Plant response to elevated CO2 alone, without climate change, is positive and was reviewed extensively by the TAR. Recent studies confirm that the effects of elevated CO2 on plant growth and yield will depend on photosynthetic pathway, species, growth stage and management regime, such as water and nitrogen (N) applications (Jablonski et al., 2002; Kimball et al., 2002; Norby et al., 2003; Ainsworth and Long, 2005). On average across several species and under unstressed conditions, recent data analyses find that, compared to current atmospheric CO2 concentrations, crop yields increase at 550 ppm CO2 in the range of 10-20% for C3 crops and 0-10% for C4 crops (Ainsworth et al., 2004; Gifford, 2004; Long et al., 2004). Increases in above-ground biomass at 550 ppm CO2 for trees are in the range 0-30%, with the higher values observed in young trees and little to no response observed in mature natural forests (Nowak et al., 2004; Korner et al., 2005; Norby et al., 2005). Observed increase of above-ground production in C3 pastures is about +10% (Nowak et al., 2004; Ainsworth and Long, 2005). For commercial forestry, slow-growing trees may respond little to elevated CO2 (e.g., Vanhatalo et al., 2003), and fast-growing trees more strongly, with harvestable wood increases of +15-25% at 550 ppm and high N (Calfapietra et al., 2003; Liberloo et al., 2005; Wittig et al., 2005). Norby et al. (2005) found a mean tree net primary production (NPP) response of 23% in young tree stands; however in mature tree stands Korner et al. (2005) reported no stimulation.

While some studies using re-analyses of recent FACE experimental results have argued that crop response to elevated CO2 may be lower than previously thought, with consequences for crop modelling and projections of food supply (Long et al., 2005, 2006), others have suggested that these new analyses are, in fact, consistent with previous findings from both FACE and other experimental settings (Tubiello et al., 2007a, 2007b). In addition, simulations of unstressed plant growth and yield response to elevated CO2 in the main crop-simulation models, including AFRC-Wheat, APSIM, CERES, CROPGRO, CropSyst, LINTULC and SIRIUS, have been shown to be in line with recent experimental data, projecting crop yield increases of about 5-20% at 550 ppm CO2 (Tubiello et al., 2007b). Within that group, the main crop and pasture models, CENTURY and EPIC, project above-ground biomass production in C3 species of about 15-20% at 550 ppm CO2, i.e., at the high end of observed values for crops, and higher than recent observations for pasture. Forest models assume NPP increases at 550 ppm CO2 in the range 15-30%, consistent with observed responses in young trees, but higher than observed for mature trees stands.

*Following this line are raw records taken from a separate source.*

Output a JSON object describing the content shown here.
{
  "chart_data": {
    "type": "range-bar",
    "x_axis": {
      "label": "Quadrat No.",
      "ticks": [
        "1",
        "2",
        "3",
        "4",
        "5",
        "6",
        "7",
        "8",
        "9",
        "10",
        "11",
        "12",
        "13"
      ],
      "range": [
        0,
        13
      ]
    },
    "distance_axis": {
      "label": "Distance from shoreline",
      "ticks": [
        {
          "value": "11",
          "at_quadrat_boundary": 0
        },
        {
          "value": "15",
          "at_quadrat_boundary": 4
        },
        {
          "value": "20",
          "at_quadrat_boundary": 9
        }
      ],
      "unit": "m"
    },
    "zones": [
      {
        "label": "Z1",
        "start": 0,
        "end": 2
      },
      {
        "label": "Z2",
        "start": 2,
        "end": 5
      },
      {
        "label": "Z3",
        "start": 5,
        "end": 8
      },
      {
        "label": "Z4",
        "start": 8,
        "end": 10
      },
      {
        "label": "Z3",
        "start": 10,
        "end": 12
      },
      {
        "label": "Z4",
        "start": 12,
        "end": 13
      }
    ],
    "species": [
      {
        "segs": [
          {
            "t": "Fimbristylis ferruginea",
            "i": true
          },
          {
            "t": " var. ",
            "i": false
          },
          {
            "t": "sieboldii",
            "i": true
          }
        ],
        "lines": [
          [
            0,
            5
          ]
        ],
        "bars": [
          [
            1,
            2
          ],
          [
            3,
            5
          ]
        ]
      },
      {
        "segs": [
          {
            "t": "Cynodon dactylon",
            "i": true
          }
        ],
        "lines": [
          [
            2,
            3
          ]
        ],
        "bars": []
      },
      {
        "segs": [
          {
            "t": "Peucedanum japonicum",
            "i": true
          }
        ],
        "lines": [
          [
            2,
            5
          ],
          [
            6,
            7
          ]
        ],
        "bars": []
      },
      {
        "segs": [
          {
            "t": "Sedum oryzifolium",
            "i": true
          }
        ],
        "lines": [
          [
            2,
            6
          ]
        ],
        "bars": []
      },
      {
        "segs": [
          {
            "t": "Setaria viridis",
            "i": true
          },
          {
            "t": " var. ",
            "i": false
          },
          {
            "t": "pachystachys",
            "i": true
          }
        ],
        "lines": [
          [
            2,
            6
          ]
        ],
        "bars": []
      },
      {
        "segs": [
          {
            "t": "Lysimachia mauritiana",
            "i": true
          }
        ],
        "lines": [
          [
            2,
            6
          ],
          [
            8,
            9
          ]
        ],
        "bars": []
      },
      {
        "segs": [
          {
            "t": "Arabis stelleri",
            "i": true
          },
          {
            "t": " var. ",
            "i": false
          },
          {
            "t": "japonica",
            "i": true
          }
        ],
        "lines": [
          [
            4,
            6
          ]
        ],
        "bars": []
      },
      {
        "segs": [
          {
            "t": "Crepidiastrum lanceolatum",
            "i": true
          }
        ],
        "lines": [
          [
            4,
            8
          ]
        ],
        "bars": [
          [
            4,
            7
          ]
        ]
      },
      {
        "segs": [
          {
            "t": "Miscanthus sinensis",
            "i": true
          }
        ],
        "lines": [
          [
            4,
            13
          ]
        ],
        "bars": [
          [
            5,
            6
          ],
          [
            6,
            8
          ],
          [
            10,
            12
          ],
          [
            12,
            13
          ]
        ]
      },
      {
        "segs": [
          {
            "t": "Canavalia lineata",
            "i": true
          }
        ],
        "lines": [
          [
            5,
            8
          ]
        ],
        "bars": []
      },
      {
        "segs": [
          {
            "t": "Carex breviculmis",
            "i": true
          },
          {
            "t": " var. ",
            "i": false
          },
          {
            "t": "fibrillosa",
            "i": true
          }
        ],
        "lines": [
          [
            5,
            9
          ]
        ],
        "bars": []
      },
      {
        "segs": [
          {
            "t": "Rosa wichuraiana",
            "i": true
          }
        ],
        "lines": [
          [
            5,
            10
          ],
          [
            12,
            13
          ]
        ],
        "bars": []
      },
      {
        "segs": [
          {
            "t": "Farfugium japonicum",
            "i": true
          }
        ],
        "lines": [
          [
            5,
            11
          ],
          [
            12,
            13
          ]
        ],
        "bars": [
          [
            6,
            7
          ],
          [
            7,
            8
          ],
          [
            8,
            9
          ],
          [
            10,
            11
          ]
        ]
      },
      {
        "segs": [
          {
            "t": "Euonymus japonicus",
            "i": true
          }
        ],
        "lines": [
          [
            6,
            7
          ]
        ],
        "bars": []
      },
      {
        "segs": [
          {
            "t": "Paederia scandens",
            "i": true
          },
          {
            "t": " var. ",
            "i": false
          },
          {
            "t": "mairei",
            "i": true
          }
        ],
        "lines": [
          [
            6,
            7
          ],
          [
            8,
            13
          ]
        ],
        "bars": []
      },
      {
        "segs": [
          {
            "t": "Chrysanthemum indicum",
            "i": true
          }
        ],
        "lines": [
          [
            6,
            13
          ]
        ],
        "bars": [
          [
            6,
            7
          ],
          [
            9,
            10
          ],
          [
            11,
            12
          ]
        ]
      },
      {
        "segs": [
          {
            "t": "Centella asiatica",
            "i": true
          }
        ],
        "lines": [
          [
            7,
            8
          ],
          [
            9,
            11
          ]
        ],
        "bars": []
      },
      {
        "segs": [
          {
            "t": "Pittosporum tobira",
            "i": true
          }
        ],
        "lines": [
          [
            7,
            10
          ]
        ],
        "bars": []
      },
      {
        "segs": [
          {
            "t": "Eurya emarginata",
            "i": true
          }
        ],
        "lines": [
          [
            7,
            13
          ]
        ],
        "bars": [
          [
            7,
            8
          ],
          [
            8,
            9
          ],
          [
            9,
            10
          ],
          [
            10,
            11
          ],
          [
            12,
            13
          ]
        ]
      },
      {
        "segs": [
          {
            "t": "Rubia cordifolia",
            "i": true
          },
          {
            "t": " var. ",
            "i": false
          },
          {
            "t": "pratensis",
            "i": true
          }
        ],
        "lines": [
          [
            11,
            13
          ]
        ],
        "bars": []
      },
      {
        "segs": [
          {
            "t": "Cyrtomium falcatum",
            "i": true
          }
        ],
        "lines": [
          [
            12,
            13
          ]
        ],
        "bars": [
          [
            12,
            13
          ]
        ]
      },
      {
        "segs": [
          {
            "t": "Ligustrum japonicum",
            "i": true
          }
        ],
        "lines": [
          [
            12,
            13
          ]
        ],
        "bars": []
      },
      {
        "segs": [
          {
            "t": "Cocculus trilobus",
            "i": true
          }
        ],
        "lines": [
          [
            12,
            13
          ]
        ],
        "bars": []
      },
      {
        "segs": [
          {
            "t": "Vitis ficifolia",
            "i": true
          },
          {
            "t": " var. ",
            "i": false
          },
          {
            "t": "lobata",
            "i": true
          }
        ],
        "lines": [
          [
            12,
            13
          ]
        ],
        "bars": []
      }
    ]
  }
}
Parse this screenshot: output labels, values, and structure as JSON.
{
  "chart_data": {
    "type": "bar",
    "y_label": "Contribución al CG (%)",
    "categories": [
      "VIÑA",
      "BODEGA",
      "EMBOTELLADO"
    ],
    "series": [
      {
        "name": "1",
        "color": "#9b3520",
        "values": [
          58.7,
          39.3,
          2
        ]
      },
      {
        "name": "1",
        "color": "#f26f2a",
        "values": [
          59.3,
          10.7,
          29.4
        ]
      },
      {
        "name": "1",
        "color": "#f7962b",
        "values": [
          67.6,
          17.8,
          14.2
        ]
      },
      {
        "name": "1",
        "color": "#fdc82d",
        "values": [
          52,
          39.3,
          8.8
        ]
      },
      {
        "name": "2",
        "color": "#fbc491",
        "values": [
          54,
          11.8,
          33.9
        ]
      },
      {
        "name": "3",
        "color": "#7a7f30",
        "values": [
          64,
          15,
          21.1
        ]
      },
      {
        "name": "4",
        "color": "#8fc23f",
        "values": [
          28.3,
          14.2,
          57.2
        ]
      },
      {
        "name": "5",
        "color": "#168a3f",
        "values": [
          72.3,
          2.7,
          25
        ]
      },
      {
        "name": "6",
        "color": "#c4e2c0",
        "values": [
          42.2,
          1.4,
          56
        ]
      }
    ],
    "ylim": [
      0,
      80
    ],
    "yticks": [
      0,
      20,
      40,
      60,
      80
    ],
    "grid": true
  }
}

Importantly, plant physiologists and modellers alike recognise that the effects of elevated CO2 measured in experimental settings and implemented in models may overestimate actual field- and farm-level responses, due to many limiting factors such as pests, weeds, competition for resources, soil, water and air quality, etc., which are neither well understood at large scales, nor well implemented in leading models (Tubiello and Ewert, 2002; Fuhrer, 2003; Karnosky, 2003; Gifford, 2004; Peng et al., 2004; Ziska and George, 2004; Ainsworth and Long, 2005; Tubiello et al., 2007a, 2007b). Assessment studies should therefore include these factors where possible, while analytical capabilities need to be enhanced. It is recommended that yield projections use a range of parameterisations of CO2 effects to better convey the associated uncertainty range.